Right from the get go you know what you're dealing with, Asus puts in very big font that this card is factory overclocked to 925Mhz, and I love the fact that they put the generic Geforce GTS 450 core clock beneath it, how many people who buy their hardware from a store shelve know these defaults by heart?
GPU Codename |
GF106 |
Manufacturing Process |
40nm |
Transistors |
1170 Million |
Die Size |
238 mm² |
Interface |
PCIe 2.0 x16 |
Memory |
1024Mb GDDR5 |
SM Count |
4 |
GPU Clock |
925Mhz |
Memory Clock |
1000Mhz |
Shader Clock |
1850Mhz |
So how does it compare to its precedessors?
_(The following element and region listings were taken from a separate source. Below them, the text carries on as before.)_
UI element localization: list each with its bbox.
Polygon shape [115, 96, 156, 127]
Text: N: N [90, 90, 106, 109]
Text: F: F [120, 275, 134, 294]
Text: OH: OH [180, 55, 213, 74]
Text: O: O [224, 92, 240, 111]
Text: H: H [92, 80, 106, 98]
If we look at the Geforce 300 lineup we see that's a completely different beast, so another level down to Geforce GTS 250, which in turn is nothing a rebadge Geforce 9800 GTX+, and that one is a die-shrunk and overclocked Geforce 8800 GTX, which was released back in November 2006, so almost 4 years later we have a new technology and the opportunity to find out how a €120 midrange entry level model stacks up to these previous high-end models.